More importantly, said Democratic Rep. Diana DeGette, who serves on the Energy and Commerce committee, the bill will not lower energy costs.

“Here’s why,” she explained on the House floor, “by opening LNG exports and doubling down on fossil fuels, this legislation will further increase our reliance on global oil and gas markets. It will further subject us to the volatility of the global marketplace. And frankly, it will do nothing to increase our security here at home because we simply can’t drill our way towards lower energy costs.”

DeGette added she is “willing, ready and able to work on a bipartisan solution.”

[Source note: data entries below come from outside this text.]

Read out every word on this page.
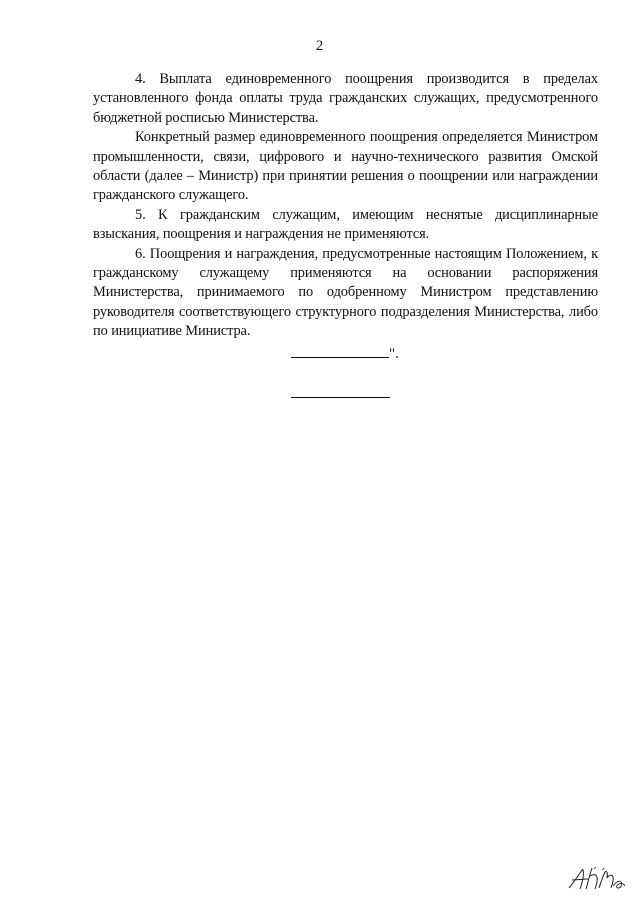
2

4. Выплата единовременного поощрения производится в пределах установленного фонда оплаты труда гражданских служащих, предусмотренного бюджетной росписью Министерства.

Конкретный размер единовременного поощрения определяется Министром промышленности, связи, цифрового и научно-технического развития Омской области (далее – Министр) при принятии решения о поощрении или награждении гражданского служащего.

5. К гражданским служащим, имеющим неснятые дисциплинарные взыскания, поощрения и награждения не применяются.

6. Поощрения и награждения, предусмотренные настоящим Положением, к гражданскому служащему применяются на основании распоряжения Министерства, принимаемого по одобренному Министром представлению руководителя соответствующего структурного подразделения Министерства, либо по инициативе Министра.

".
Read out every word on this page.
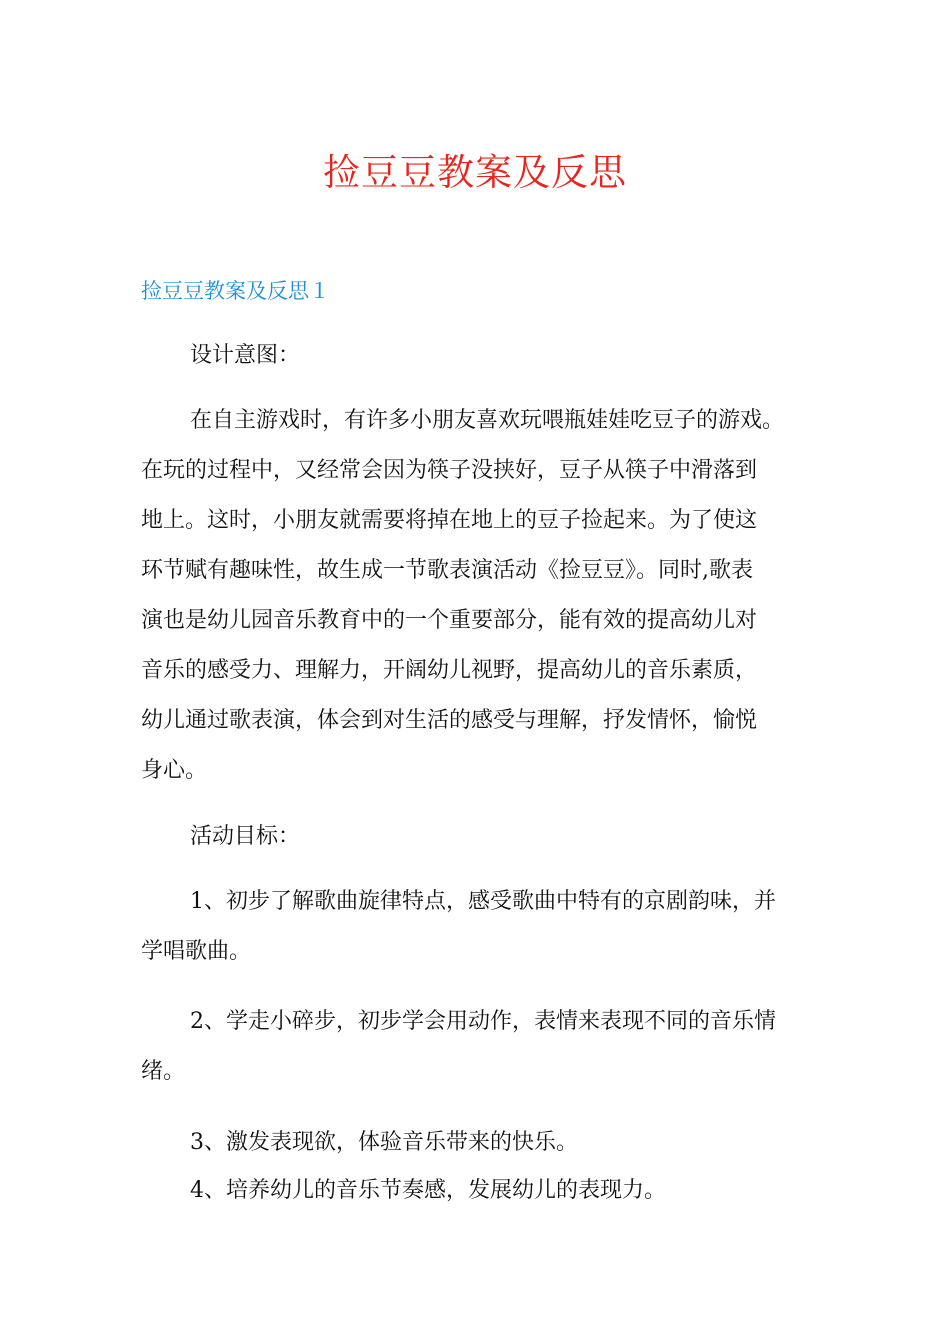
捡豆豆教案及反思
捡豆豆教案及反思１
设计意图：
在自主游戏时，有许多小朋友喜欢玩喂瓶娃娃吃豆子的游戏。
在玩的过程中，又经常会因为筷子没挟好，豆子从筷子中滑落到
地上。这时，小朋友就需要将掉在地上的豆子捡起来。为了使这
环节赋有趣味性，故生成一节歌表演活动《捡豆豆》。同时,歌表
演也是幼儿园音乐教育中的一个重要部分，能有效的提高幼儿对
音乐的感受力、理解力，开阔幼儿视野，提高幼儿的音乐素质，
幼儿通过歌表演，体会到对生活的感受与理解，抒发情怀，愉悦
身心。
活动目标：
1、初步了解歌曲旋律特点，感受歌曲中特有的京剧韵味，并
学唱歌曲。
2、学走小碎步，初步学会用动作，表情来表现不同的音乐情
绪。
3、激发表现欲，体验音乐带来的快乐。
4、培养幼儿的音乐节奏感，发展幼儿的表现力。
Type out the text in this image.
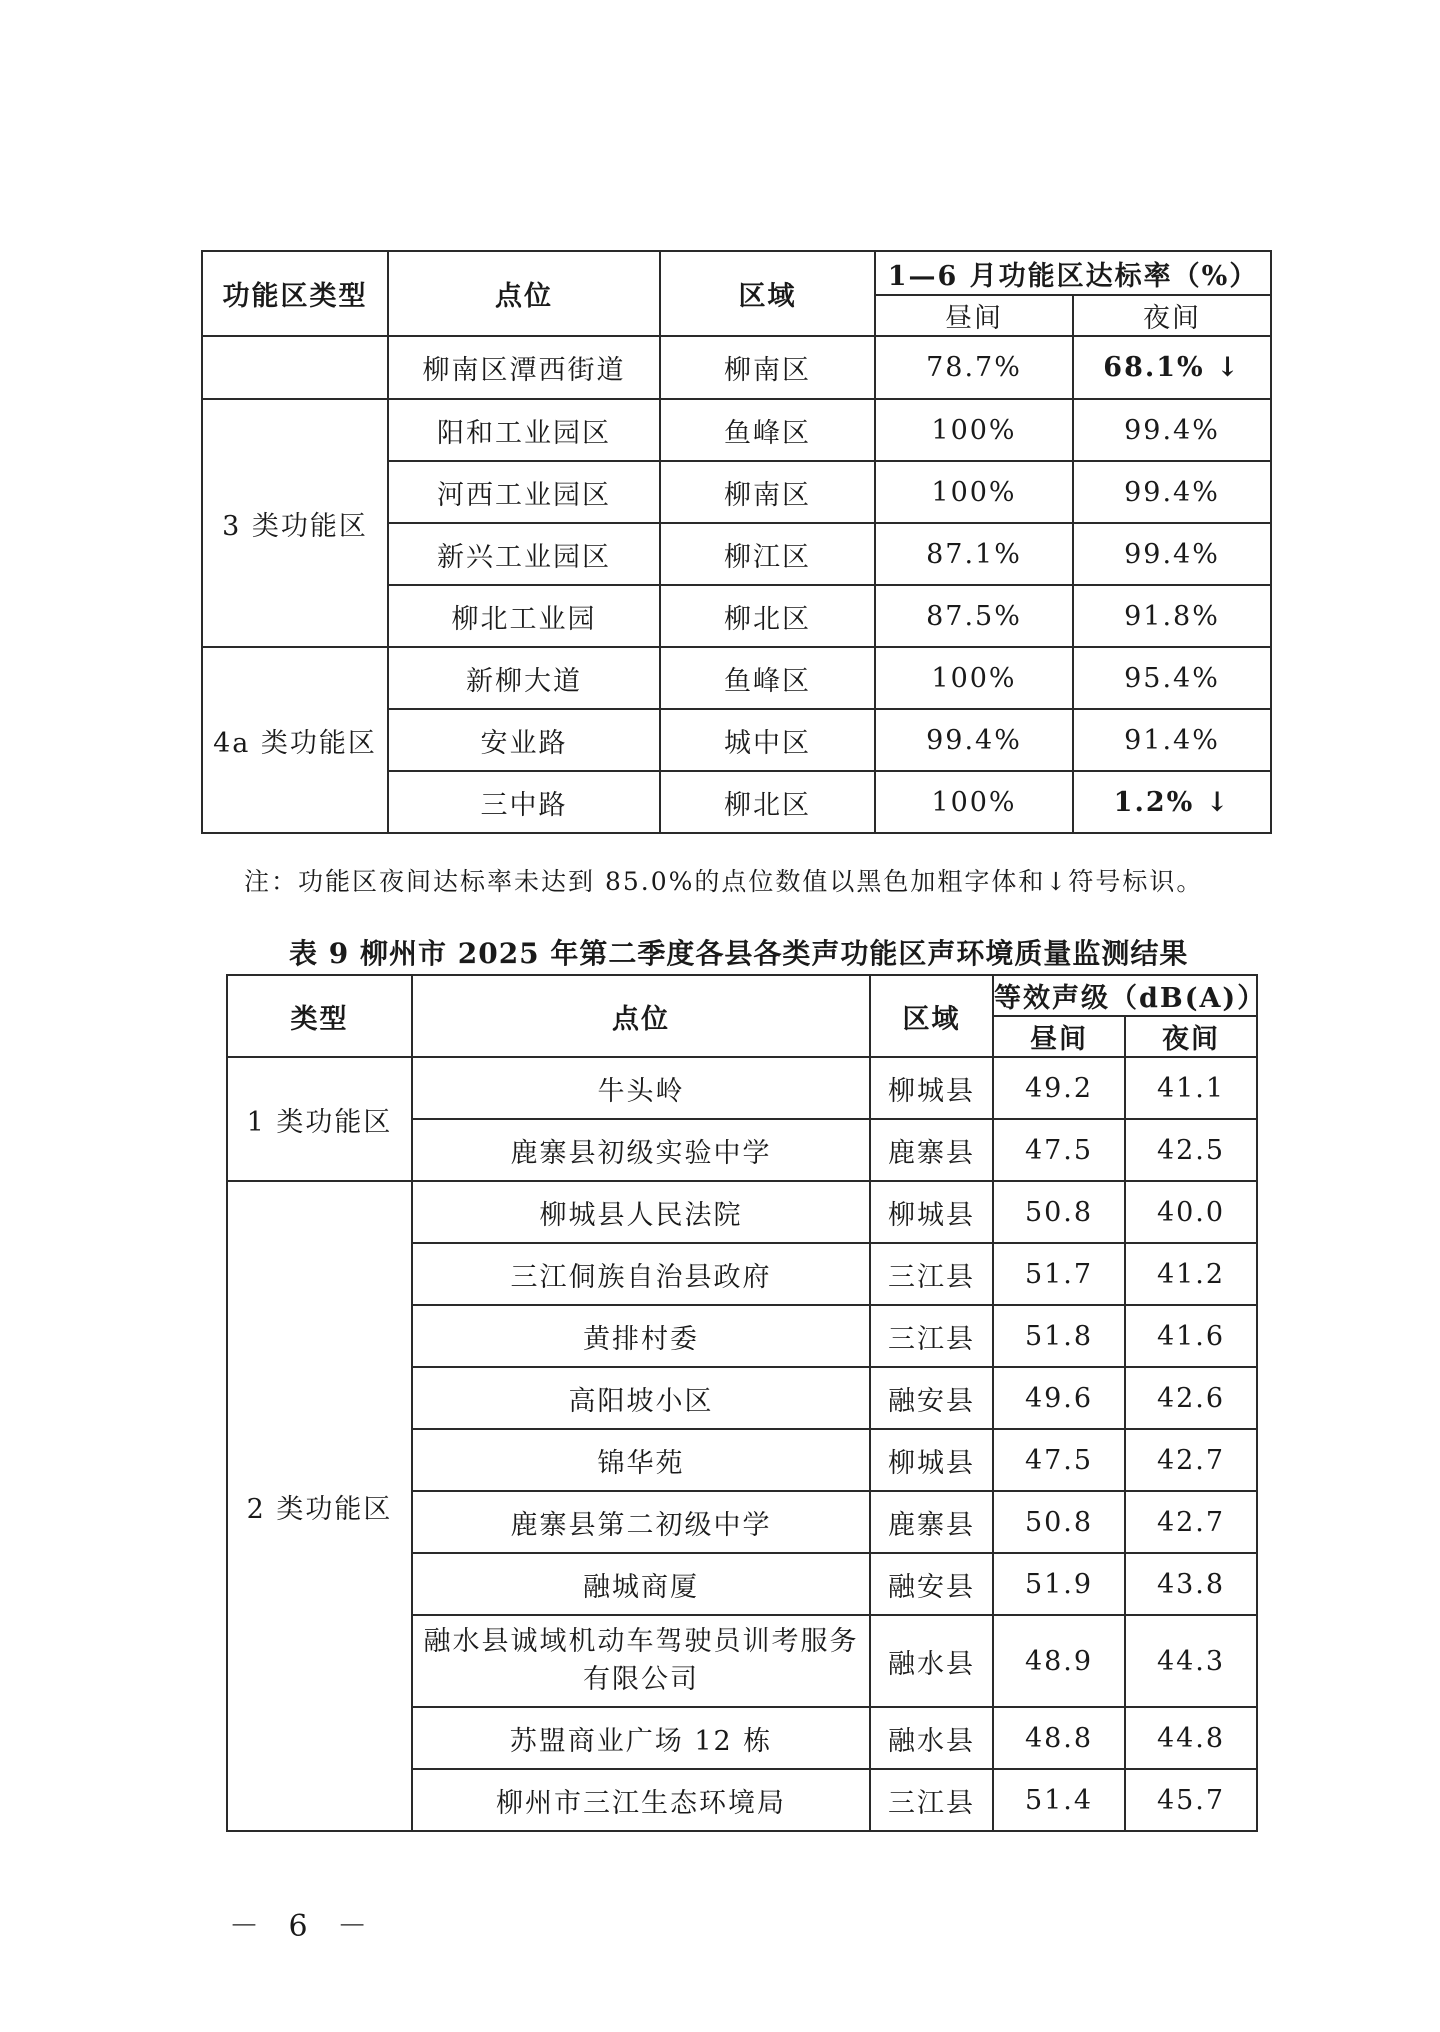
功能区类型	点位	区域	1—6 月功能区达标率（%）	
			昼间	夜间
	柳南区潭西街道	柳南区	78.7%	68.1% ↓
3 类功能区	阳和工业园区	鱼峰区	100%	99.4%
	河西工业园区	柳南区	100%	99.4%
	新兴工业园区	柳江区	87.1%	99.4%
	柳北工业园	柳北区	87.5%	91.8%
4a 类功能区	新柳大道	鱼峰区	100%	95.4%
	安业路	城中区	99.4%	91.4%
	三中路	柳北区	100%	1.2% ↓
注：功能区夜间达标率未达到 85.0%的点位数值以黑色加粗字体和↓符号标识。
表 9 柳州市 2025 年第二季度各县各类声功能区声环境质量监测结果
类型	点位	区域	等效声级（dB(A)）	
			昼间	夜间
1 类功能区	牛头岭	柳城县	49.2	41.1
	鹿寨县初级实验中学	鹿寨县	47.5	42.5
2 类功能区	柳城县人民法院	柳城县	50.8	40.0
	三江侗族自治县政府	三江县	51.7	41.2
	黄排村委	三江县	51.8	41.6
	高阳坡小区	融安县	49.6	42.6
	锦华苑	柳城县	47.5	42.7
	鹿寨县第二初级中学	鹿寨县	50.8	42.7
	融城商厦	融安县	51.9	43.8

	融水县诚域机动车驾驶员训考服务有限公司	融水县	48.9	44.3
	苏盟商业广场 12 栋	融水县	48.8	44.8
	柳州市三江生态环境局	三江县	51.4	45.7
－ 6 －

For Caraveo, who said she wants to prioritize the future of energy production, she thinks permitting reform is the likely avenue “because it won't just help oil and gas companies. It’s really going to lead to security for the jobs that are important in the industry, and in Colorado it’s going to allow them to operate safely and effectively” to develop oil and gas, renewable energy and even infrastructure.

Next steps for the bill in the US Senate

Senate Majority Leader Chuck Schumer, who said the House GOP bill is going nowhere in his chamber, also left the door open for “a bipartisan, bicameral approach” to an energy package, specifically mentioning permitting reform.

“Everyone knows there’s going to have to be give on both sides to get it done, and we on our side will continue working in good faith on real permitting reform talks. But House Republicans’ H.R. 1 is, very simply put, a non-starter,” Schumer said on the Senate floor.

Still, House Speaker Kevin McCarthy, Scalise and others aren’t giving up hope on their bill. They said they’ll make their case to the American people in the hope that they can convince the Senate to take it up. They’ll have the upcoming two-week recess to begin to make that case to constituents.

But for now, the GOP’s top priority remains essentially a messaging bill, one that can be used as a cudgel against swing district candidates on both sides of the aisle.